Gina Luker is a writer, photographer and lover of all things quirky. She's usually found with a drill in one hand and a cocktail in the other while blogging along the way. She's addicted to coffee, polka dots, rock stars, Instagram, and everything aqua.


  1. You did a very nice job. Simple, but beautiful. Now I want to see it with a huge basket of lavender underneath and flour spilled all over the top!

  2. Looks great! Very proud of you! Power tools intimidate me!

  3. Wow! This is a great project. I am still trying to master one of your smaller furniture projects from a couple of weeks ago. Maybe, I will try this project for my art studio, in the future. Thanks, for the great inspiration, Gina!

  4. Your instructions are great! Crisp clear and with an itemized list of supplier. Well Done. I must admit, however, that I was disappointed in the project. I assumed from the title and the image that you were taking a table and making it into an island (with shelves and/or storage items). The table is nice. It is. An island it is not. Please consider adding the word “table” to your description. It would avoid misconceptions.

    • Gina Luker says:

      It’s island height, so it works perfectly as a kitchen island. I’m sorry if you feel mislead, but it does work really well as an island for us.

    • MoniqueDC, I believe a kitchen island, by definition, is just an unattached “counter” surface in the kitchen. It is not required to have storage or shelving (I even checked a few definitions online to confirm :)).

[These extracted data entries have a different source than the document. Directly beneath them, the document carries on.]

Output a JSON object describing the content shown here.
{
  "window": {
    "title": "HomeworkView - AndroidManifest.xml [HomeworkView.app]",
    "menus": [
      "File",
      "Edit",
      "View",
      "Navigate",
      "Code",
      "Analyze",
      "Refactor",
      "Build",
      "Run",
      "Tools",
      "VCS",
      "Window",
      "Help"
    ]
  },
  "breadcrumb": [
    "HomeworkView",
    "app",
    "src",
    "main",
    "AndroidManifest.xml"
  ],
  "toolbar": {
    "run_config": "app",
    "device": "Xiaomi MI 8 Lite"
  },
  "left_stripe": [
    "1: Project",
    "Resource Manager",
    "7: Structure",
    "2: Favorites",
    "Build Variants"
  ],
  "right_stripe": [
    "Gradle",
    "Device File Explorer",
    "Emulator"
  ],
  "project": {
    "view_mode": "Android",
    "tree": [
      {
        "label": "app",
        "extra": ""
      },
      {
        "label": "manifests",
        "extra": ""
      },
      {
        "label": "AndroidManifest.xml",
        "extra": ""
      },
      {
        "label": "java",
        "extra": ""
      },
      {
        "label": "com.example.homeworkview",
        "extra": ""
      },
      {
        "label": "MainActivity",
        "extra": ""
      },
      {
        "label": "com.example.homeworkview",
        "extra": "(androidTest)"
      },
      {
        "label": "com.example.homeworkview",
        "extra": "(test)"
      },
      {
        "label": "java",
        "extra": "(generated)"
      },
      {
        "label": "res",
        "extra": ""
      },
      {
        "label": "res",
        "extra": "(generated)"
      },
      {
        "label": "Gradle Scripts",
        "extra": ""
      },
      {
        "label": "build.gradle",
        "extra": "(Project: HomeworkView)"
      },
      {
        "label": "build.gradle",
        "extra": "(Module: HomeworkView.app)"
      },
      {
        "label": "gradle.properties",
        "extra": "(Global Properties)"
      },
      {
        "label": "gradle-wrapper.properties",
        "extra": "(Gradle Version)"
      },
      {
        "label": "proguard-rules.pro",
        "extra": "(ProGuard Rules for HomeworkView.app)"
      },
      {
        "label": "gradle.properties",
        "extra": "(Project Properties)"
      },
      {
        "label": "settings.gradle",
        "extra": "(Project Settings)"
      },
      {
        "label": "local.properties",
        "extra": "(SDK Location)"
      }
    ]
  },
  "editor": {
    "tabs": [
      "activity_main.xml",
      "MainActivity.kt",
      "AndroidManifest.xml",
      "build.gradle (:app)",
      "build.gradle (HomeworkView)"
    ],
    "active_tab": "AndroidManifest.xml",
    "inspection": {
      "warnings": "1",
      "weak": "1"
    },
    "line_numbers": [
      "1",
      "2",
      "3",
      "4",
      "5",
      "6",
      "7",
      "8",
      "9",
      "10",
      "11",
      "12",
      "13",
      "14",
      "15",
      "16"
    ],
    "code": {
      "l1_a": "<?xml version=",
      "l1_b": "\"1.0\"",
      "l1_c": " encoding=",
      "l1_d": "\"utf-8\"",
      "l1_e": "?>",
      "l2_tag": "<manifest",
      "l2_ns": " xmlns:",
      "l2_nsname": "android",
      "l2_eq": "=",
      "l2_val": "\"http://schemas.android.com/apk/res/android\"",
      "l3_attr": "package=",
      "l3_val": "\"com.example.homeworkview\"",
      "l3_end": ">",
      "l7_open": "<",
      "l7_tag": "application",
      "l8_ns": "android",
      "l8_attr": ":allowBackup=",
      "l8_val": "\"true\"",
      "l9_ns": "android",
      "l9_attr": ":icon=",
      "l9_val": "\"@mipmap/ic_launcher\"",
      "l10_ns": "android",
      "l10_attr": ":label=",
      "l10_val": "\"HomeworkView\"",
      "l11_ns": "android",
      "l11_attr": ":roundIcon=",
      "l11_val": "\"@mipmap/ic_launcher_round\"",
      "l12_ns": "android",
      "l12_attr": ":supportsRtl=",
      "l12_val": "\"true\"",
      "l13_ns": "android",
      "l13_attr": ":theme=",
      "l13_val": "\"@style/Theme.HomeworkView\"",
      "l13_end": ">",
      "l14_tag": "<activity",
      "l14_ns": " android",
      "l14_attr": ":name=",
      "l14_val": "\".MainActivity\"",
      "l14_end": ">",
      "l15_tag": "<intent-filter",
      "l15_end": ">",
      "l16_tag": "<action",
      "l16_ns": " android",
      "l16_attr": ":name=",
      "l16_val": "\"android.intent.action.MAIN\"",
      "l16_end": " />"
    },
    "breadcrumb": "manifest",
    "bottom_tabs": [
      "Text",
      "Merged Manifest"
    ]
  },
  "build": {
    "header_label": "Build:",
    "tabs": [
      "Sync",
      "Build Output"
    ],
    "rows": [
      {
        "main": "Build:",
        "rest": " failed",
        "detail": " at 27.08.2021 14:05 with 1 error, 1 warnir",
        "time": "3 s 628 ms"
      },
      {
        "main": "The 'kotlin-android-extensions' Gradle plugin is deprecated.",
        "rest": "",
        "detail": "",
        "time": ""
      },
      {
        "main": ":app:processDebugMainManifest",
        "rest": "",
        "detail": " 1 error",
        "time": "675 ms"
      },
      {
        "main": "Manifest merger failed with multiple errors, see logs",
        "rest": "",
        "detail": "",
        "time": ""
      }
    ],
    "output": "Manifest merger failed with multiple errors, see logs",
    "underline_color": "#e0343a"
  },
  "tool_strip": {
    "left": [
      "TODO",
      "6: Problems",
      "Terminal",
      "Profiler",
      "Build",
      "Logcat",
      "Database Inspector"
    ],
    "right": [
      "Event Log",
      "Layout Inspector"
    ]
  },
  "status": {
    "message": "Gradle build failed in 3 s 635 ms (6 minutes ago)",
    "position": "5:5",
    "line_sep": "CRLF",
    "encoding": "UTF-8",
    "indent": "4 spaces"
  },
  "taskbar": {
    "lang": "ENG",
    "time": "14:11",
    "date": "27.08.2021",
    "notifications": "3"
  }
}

      Gina, this kitchen island is EXACTLY what I’ve been looking for in my kitchen. I need the surface area for prep and place that could be used to sit and eat at. However, I don’t have a lot of spare floor space, so I really needed an island that would allow me to tuck the stools completely under it when not in use. I’ve been looking for something like this for months! It still may be out of my skill and price range, but at least I have a starting point now. Thanks!

  5. You are so talented, I am amazed that you built a kitchen island all by yourself. It looks great!

    Thanks for using the HomeRight Finish Max Sprayer.

  6. G’day!
    Our universes have finally aligned!
    Whilst on a quest for new inspiring jewellery making projects and tutes, somehow I stumbled across your fantabulous project❤️
    At the moment this particular project couldn’t come at a better time!

    Don’t cha just luv when that happens!
    You’ve surely found a new follower/ subscriber!
    I can tell this is going to be a long night sifting through your awe inspiring creativeness!!
    Huge kudos for a well laid out project, I can wait to post pics of mine!
    Kyra (from down here in oz!)

  7. Wow! These instructions are simple! Looks great. I can’t wait to try this on my own.

  8. I love your island! I would like to make one as a kitchen table in my small lake cottage. Do you think it would be a problem making it 30 inches wide 4 feet long and counter height? My kitchen is 10 by 11,no dining room, so this size is what I need. Any help would be greatly appreciated.
    Thank you, Penny

    • Gina Luker says:

      Sure! You can make it almost any size, I’d suggest going to Lowe’s to find a top first then work from there (or you could use an old top from another table if you have one.)